At Recast, we run rolling backtests like this every week. If a model consistently fails to predict unseen data, we flag it. That feedback loop is essential for maintaining trust in the system.
3️⃣ geo holdouts via Recast Geolift
When you want to resolve a high-uncertainty estimate or test a bold hypothesis, geographic experimentation is one of the most powerful tools available.
Recast Geolift lets you run holdout tests — either reducing or increasing spend in selected regions — and simulates expected lift before you even launch. It accounts for your business’s actual geography, budget, and KPI structure, helping you design tests with real statistical power.
Once the test is live, Recast uses synthetic controls to analyze outcomes with confidence intervals and ROI estimates that fold directly back into your MMM. It’s a clean, closed-loop system.
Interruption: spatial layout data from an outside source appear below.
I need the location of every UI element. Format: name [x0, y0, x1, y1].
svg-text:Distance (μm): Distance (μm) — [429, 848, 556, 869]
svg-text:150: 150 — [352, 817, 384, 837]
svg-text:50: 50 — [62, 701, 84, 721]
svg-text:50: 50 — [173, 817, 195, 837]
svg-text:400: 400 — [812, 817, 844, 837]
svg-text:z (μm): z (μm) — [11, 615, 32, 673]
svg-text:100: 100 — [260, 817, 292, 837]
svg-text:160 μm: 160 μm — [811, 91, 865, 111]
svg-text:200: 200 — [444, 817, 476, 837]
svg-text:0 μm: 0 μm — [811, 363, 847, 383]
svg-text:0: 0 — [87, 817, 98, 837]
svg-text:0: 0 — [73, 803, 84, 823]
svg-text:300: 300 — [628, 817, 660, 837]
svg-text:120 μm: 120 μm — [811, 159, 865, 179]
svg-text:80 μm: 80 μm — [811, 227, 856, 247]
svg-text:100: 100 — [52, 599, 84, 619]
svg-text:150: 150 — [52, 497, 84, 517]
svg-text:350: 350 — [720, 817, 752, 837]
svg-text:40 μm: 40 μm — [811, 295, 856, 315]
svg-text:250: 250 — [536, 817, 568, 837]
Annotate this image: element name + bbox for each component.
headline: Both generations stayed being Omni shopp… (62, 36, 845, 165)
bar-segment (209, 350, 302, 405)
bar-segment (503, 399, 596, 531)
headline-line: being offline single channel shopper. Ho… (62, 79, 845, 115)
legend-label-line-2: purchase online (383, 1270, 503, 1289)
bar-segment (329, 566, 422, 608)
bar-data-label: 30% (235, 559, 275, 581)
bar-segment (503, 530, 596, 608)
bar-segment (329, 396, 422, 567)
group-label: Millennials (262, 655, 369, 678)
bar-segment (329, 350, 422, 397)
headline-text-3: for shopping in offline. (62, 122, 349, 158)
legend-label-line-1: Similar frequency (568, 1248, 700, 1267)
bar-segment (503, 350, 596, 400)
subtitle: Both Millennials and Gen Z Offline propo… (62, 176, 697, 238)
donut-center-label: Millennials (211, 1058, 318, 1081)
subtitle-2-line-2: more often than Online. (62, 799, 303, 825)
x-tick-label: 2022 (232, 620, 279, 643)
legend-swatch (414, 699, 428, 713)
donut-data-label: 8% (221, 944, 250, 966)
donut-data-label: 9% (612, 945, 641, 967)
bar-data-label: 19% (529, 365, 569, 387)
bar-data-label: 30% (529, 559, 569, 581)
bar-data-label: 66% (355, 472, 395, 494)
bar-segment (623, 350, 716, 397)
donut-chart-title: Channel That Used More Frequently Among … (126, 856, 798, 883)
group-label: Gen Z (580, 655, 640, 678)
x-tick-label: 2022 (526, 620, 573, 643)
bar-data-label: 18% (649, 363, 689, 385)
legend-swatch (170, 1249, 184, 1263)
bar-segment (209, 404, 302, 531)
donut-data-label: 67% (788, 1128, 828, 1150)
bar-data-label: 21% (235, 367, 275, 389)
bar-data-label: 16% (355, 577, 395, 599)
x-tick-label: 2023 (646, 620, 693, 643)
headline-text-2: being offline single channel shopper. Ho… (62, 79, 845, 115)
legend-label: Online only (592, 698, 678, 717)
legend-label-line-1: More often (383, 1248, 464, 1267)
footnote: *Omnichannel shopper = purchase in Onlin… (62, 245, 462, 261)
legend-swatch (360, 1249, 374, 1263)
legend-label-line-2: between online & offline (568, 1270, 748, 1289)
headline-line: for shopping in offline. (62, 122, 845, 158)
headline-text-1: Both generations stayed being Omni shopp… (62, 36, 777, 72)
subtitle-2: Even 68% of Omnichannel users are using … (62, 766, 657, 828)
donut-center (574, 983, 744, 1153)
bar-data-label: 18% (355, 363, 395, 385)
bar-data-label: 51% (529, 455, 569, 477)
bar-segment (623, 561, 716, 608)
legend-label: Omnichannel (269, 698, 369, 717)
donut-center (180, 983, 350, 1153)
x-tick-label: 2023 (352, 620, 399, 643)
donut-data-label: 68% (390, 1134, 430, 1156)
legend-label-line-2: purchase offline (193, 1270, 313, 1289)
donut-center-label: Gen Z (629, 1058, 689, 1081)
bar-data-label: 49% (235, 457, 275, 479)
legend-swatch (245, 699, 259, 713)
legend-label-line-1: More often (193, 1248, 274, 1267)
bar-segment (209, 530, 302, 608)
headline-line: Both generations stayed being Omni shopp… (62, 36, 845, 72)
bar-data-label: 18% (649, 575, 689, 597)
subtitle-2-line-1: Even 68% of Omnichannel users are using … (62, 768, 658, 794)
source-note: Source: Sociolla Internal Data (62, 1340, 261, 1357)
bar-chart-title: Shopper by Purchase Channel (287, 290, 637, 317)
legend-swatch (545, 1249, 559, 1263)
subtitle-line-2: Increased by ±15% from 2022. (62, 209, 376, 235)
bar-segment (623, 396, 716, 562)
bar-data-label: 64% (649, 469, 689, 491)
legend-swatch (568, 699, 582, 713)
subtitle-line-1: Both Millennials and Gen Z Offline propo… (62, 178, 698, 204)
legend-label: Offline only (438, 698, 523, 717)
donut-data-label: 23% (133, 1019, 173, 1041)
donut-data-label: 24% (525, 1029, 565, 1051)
4️⃣ real-world interventions
Sometimes the simplest test is a planned change. You adjust spend in a specific channel, region, or time period and track what happens. If your MMM predicted the outcome accurately, that’s a powerful validation.
And if it didn’t? That’s a signal to revisit your priors, rerun parameter checks, or question the model’s underlying assumptions.
Validation isn’t a one-time step — it’s part of an ongoing incrementality system. Hypotheses lead to tests. Tests lead to learning. And every new insight helps tune the model and make your next hypothesis more precise.
TLDR:
- A testable MMM hypothesis is specific, measurable, and tied to a clear decision.
- Use intuition, model uncertainty, and conflicting metrics to generate meaningful hypotheses.
- Validate each hypothesis with structured methods like synthetic data, out-of-sample forecasts, and geo experiments.